The 'likelihood of superiority' can be calculated from the posterior likelihood distribution; the likelihood that the losing player is better encompasses all cases where 0 <= p < 0.5, so it is the integral of 3*p*p from 0 to 0.5. As the antiderivative of 3*p*p is p*p*p (p-cubed), this is 1/2^3 = 1/8. So as Rein already pointed out, the LOS of the winning player is 7/8. We see that the likelihood to lose a game (25%) is larger than the likelihood that he is weaker (12.5%). This is of course to be expected; even if it would be 100% certain that he is better, he could still lose a substantial fraction of the games. (As long as that is less than 50%.)

There is nothing wrong with this math. If you don't believe it, just try a simulation: Pick a random number P between 0 and 1, representing the probability that A beats B. Pick two random numbers x1 and x2 between 0 and 1, and consider them wins for A when xi < P. Now pick a another random x3, and consider it a win for A in the third game when x3 < P.

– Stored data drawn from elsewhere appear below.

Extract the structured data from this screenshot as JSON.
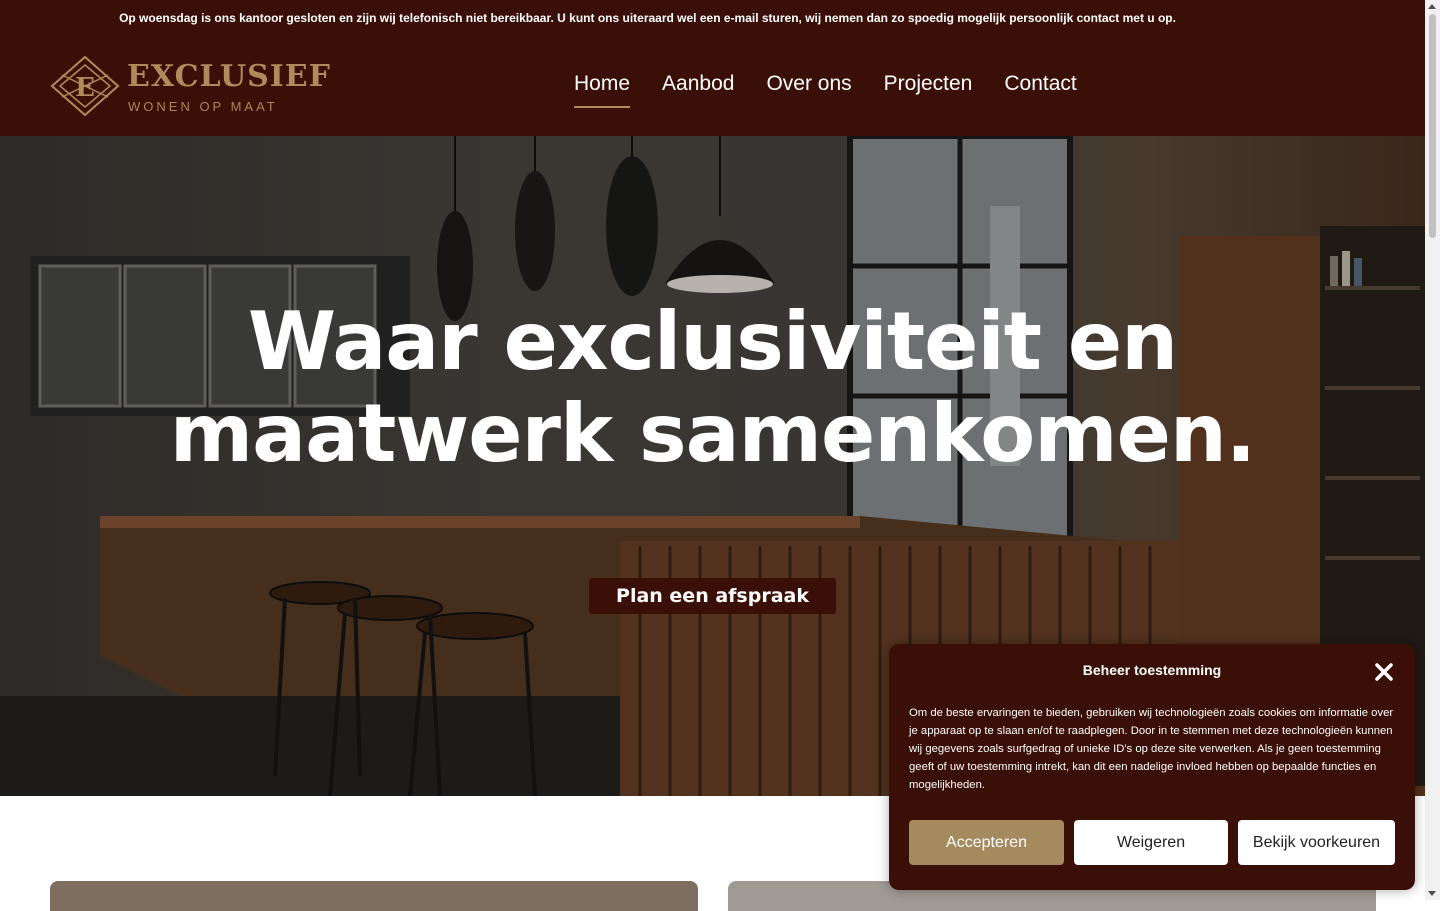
{
  "notice": "Op woensdag is ons kantoor gesloten en zijn wij telefonisch niet bereikbaar. U kunt ons uiteraard wel een e-mail sturen, wij nemen dan zo spoedig mogelijk persoonlijk contact met u op.",
  "logo": {
    "mark": "E",
    "name": "EXCLUSIEF",
    "tagline": "WONEN OP MAAT"
  },
  "nav": [
    {
      "label": "Home",
      "active": true
    },
    {
      "label": "Aanbod"
    },
    {
      "label": "Over ons"
    },
    {
      "label": "Projecten"
    },
    {
      "label": "Contact"
    }
  ],
  "hero": {
    "headline_line1": "Waar exclusiviteit en",
    "headline_line2": "maatwerk samenkomen.",
    "cta": "Plan een afspraak"
  },
  "consent": {
    "title": "Beheer toestemming",
    "text": "Om de beste ervaringen te bieden, gebruiken wij technologieën zoals cookies om informatie over je apparaat op te slaan en/of te raadplegen. Door in te stemmen met deze technologieën kunnen wij gegevens zoals surfgedrag of unieke ID's op deze site verwerken. Als je geen toestemming geeft of uw toestemming intrekt, kan dit een nadelige invloed hebben op bepaalde functies en mogelijkheden.",
    "accept": "Accepteren",
    "deny": "Weigeren",
    "preferences": "Bekijk voorkeuren"
  },
  "colors": {
    "brand_dark": "#3a0f07",
    "gold": "#b08a5a",
    "accept_button": "#a58a5e"
  }
}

Repeat this a few million times, taking statistics as follows:

* keep separate histograms for the cases P<0.5 and P>0.5 (B superior vs A superior), say A[][] and B[][]

* for each case keep a 2-dimensional array of counters, using the score from the first two games (0-2, 1-1 or 2-0) as first index, and the score of the third game (0 or 1) as second index.

At the end, compare:

* the number of times B wins the 3rd game when A won the first two vs the number of times he lost it (A[2][1]+B[2][1] vs A[2][0] vs B[2][0]).

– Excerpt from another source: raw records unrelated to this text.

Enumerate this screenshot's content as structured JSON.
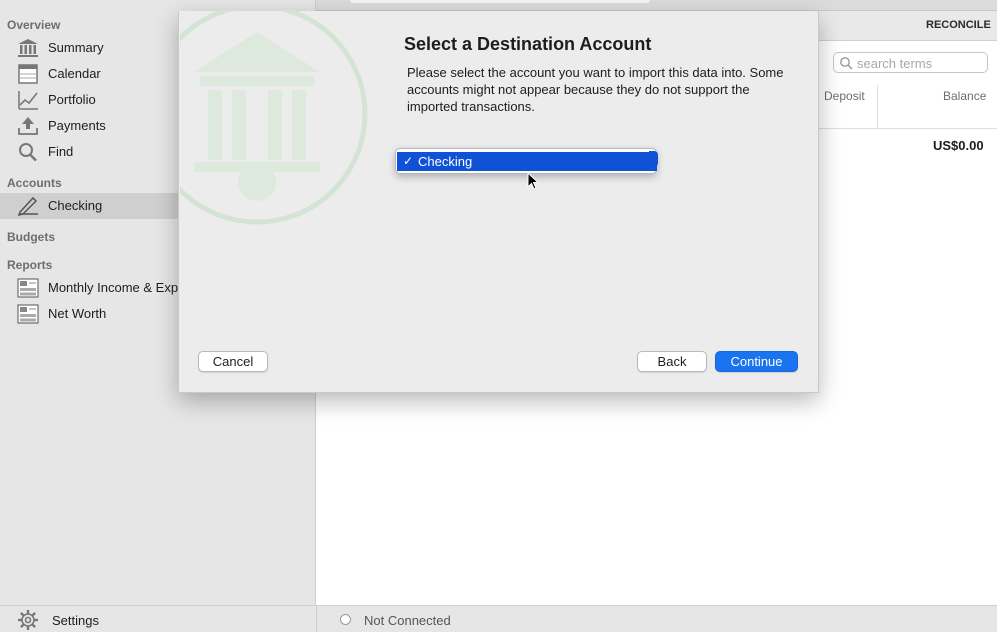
{
  "sidebar": {
    "sections": {
      "overview": "Overview",
      "accounts": "Accounts",
      "budgets": "Budgets",
      "reports": "Reports"
    },
    "items": [
      {
        "label": "Summary",
        "icon": "bank-icon"
      },
      {
        "label": "Calendar",
        "icon": "calendar-icon"
      },
      {
        "label": "Portfolio",
        "icon": "chart-icon"
      },
      {
        "label": "Payments",
        "icon": "upload-tray-icon"
      },
      {
        "label": "Find",
        "icon": "magnifier-icon"
      },
      {
        "label": "Checking",
        "icon": "pencil-icon",
        "selected": true
      },
      {
        "label": "Monthly Income & Expenses",
        "icon": "report-icon"
      },
      {
        "label": "Net Worth",
        "icon": "report-icon"
      }
    ],
    "settings_label": "Settings"
  },
  "main": {
    "reconcile_label": "RECONCILE",
    "search_placeholder": "search terms",
    "columns": {
      "deposit": "Deposit",
      "balance": "Balance"
    },
    "balance_value": "US$0.00"
  },
  "status": {
    "connection": "Not Connected"
  },
  "dialog": {
    "title": "Select a Destination Account",
    "description": "Please select the account you want to import this data into. Some accounts might not appear because they do not support the imported transactions.",
    "dropdown": {
      "selected": "Checking",
      "check": "✓"
    },
    "buttons": {
      "cancel": "Cancel",
      "back": "Back",
      "continue": "Continue"
    }
  },
  "colors": {
    "accent_blue": "#1a74f0",
    "menu_highlight": "#0f52d8",
    "sidebar_bg": "#e6e6e6",
    "selected_row": "#cfcfcf"
  }
}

* The number of times A was superior when he won the first two games (irrespective of third), vs the number of times B was superior (A[2][0] + A[2][1] vs B[2][0] + B[2][1]).

Finally, tell us what you observed.

If you think the probability to draw matters, you can also simulate a flat prior by calling the PRNG 3 times, for win, draw and loss probability, reject the attempt if the sum of those three is larger than one, and normalize by dividing all through their sum if the sum was smaller than one. Each draw for a game should then be considered a win for A when it is smaller than Pwin, a loss for A when it is larger than 1-Ploss, and a draw otherwise. You can then discard any result of a run of 1M+2 games that did not have 1M draws, but you would have to make billions of runs of a million games to find a significant number of those. So perhaps it would be more productive to first consider the case where there were 1000 draws in 1002 games, so that you will already have some such runs after 1000 tries, and then do a few million of tries to get statistically significant numbers. This way you can easily convince yourself that it does not matter at all for the likeihood the 3rd win will go to B whether it took 100, 1000 or 10,000 draws to get that many wins.